Başbakan Özkan Yorgancıoğlu ile Cuma günü Radyo Vatan’da çok keyifli bir 45 dakika geçirdik.
Canlı yayında bir sorduk o cevapladı o söyledi biz dinledik ve not ettik…
Şunu öncelikle vurgulayalım;
Zaman zaman ağır eleştirilerde bulunduğumuz Özkan beyi diğer birçok siyasiden ayıran özelliği, küsmemesi, gücenmemesi, gönül koymaması ve eleştirilere açık olması.
Zira bazı siyasetçiler küçücük bir eleştiri karşısında bile çoğu kez küserler gücenirler…
Umarız Özkan bey hep böyle kalır.

Hoş bir sohbet oldu ama aklımıza takılanlar da olmadı değil!
Örneğin son yapılan istihdamlar konusunda;
Karpaz bölgesinde 11 kişinin daha doğru 11 CTP’linin istihdamı konusunda kamuoyunda epey tartışma yaşanmıştı.
İşte konuyu getirdik gündeme bire bir sorduk;
“Ne kadar etik oldu” diye!
Biz biraz yuvarlak kelimelerle geçiştireceğini beklerken hiç tereddütsüz şöyle dedi:
“İyi ki istihdam etmişiz…”

Sonra şöyle devam etti;
“Bir kere biz kimseyi durdurup berine istihdam yapmadık.

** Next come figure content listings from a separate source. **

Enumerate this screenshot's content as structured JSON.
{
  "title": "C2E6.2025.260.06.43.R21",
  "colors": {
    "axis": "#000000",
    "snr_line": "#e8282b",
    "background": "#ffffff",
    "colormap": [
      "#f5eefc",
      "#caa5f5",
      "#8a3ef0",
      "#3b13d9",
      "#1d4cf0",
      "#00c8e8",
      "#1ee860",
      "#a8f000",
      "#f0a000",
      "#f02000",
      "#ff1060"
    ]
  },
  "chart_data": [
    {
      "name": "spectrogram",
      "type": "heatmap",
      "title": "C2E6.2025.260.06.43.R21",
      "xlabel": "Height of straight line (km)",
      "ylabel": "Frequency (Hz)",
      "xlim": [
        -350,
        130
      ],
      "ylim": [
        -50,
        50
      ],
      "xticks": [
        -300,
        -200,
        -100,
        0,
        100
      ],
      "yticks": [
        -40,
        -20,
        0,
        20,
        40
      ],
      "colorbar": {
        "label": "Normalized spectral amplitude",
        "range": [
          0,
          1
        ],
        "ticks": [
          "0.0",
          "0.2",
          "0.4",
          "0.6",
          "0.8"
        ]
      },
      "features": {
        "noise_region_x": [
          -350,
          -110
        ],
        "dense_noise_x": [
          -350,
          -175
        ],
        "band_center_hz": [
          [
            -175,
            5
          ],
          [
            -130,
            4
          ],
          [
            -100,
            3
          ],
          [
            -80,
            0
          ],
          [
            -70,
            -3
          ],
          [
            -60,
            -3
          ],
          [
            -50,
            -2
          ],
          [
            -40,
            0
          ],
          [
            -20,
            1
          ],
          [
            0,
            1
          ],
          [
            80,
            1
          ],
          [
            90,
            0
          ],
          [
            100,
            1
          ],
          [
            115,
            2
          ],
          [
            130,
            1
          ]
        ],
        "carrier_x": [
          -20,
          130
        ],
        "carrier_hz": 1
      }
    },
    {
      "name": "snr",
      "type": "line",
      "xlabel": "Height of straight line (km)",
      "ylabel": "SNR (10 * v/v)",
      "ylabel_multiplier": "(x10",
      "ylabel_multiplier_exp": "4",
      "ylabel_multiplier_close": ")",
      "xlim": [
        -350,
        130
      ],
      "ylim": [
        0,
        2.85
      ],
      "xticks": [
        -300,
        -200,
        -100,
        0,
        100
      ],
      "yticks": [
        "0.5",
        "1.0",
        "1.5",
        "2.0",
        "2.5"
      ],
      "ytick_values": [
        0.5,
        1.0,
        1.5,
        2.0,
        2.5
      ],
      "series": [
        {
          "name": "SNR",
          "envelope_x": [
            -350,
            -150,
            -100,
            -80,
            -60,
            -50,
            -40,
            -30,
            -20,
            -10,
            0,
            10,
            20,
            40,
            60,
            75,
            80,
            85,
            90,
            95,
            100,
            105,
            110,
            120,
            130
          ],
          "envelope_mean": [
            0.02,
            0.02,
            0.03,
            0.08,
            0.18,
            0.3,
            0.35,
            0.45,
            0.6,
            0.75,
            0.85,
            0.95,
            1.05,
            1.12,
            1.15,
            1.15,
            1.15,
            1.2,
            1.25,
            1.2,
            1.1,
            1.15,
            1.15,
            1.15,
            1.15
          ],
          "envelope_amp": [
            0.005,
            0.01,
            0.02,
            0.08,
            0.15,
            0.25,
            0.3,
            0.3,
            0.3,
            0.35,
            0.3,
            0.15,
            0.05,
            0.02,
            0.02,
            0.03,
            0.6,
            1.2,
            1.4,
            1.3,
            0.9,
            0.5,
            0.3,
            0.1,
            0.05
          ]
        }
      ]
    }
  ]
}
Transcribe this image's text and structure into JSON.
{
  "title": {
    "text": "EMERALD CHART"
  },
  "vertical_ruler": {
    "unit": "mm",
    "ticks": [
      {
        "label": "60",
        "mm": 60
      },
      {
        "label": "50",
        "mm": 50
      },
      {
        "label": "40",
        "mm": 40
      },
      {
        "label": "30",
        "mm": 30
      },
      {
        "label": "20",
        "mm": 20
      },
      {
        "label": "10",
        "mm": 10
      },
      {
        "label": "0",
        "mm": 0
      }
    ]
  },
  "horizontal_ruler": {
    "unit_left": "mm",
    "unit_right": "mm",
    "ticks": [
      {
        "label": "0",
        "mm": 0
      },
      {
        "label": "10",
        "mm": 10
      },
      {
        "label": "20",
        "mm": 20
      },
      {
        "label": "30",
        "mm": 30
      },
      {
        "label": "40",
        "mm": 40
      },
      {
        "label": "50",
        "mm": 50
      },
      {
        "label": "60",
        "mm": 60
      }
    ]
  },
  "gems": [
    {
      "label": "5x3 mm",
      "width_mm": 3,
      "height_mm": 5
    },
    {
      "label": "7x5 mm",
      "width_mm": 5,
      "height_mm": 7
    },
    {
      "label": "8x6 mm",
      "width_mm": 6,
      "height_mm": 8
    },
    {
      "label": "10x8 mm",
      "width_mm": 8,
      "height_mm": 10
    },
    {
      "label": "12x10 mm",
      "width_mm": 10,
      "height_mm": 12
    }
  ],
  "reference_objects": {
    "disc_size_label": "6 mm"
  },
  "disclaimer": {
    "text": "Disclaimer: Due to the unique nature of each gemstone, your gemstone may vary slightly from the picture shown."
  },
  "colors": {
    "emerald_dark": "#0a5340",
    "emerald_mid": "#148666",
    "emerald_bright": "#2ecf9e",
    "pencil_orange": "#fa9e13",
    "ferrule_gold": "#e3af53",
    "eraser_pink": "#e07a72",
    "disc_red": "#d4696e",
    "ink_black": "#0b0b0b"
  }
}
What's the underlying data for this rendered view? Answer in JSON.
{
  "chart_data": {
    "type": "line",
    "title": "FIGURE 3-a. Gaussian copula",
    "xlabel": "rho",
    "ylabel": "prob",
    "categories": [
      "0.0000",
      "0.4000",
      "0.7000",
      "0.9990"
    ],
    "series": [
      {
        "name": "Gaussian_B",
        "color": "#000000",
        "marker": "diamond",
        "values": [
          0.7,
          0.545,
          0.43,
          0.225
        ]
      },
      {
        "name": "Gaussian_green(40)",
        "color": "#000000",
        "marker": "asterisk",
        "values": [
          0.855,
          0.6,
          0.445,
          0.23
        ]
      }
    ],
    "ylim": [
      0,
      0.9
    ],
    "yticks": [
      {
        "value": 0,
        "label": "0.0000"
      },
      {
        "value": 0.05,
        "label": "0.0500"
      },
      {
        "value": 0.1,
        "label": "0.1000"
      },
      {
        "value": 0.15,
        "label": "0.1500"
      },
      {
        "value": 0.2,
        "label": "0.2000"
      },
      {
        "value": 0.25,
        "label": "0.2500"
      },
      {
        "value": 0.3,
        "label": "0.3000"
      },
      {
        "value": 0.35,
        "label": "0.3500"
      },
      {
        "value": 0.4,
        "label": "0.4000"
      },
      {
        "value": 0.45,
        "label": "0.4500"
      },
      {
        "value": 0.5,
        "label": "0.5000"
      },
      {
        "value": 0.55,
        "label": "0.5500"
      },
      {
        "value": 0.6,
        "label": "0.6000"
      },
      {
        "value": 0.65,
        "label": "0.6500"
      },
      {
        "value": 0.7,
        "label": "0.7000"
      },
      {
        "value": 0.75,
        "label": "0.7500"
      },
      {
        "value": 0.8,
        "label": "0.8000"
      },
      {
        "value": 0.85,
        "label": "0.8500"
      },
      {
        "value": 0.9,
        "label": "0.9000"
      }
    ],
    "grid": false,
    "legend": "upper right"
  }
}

Sonra bu arkadaşlar UBP döneminde durdurulan insanlardı ve mahkemeye gitseler kazanıp işlerine geri dönerlerdi!”
Çok şaşırdım doğrusu!
“Mahkemeye gitseler kazanırlardı!”
İyi de mademki kazanırlardı niçin gitmediler?
Ya da Başbakan kazanacaklarına niçin bu kadar inandırmıştı kendisini?
Başbakan şöyle söyleseydi hiç yadırgamayacaktım aslında;
“Bu insanlar günlerce kapımıza geldi ve işlerine geri alınmazlarsa partiden istifa edeceklerdi…”
Çünkü işin gerçeği bu…
Daha önceleri birçok kez yazdık!
CTP-MYK’sı karar verdi ve 11 CTP’li devlete istihdam edildi…
Niçin bunu açıkça söylemezlerde kıvırdıkça kıvırırlar ben işte ona şaşarım…


Varsa yoksa hükümet programı!

Başbakan’a önce bozulan UBP-DP ittifakını sonra da DP ile ne kadar uyumlu olduğunu sorduk.
Anladık ki ittifak konusu çok umurlarında olmamış.
Zira CTP tüm bölgelerde adaylarını açıklarken UBP ve DP hala şaşkın ördek gibi aday arayışlarını sürdürüyor.
DP ile uyum konusuna gelince;
“Bizim için önemli olan DP değil, hükümet programıdır” diyor…
Zira hükümet programı Anayasa değişikliğini, kamu reformunu, siyasi partiler yasasını ve yeni seçim ve halk oylaması yasasını içeriyor.
Belli ki bu hükümet öyle kolay kolay bozulacak gibi gözükmüyor.
DP bazen mızıkçı çocuklar gibi yaramazlık yapsa da CTH hükümetin bozulmaması için belli bir süre daha göz yumacak!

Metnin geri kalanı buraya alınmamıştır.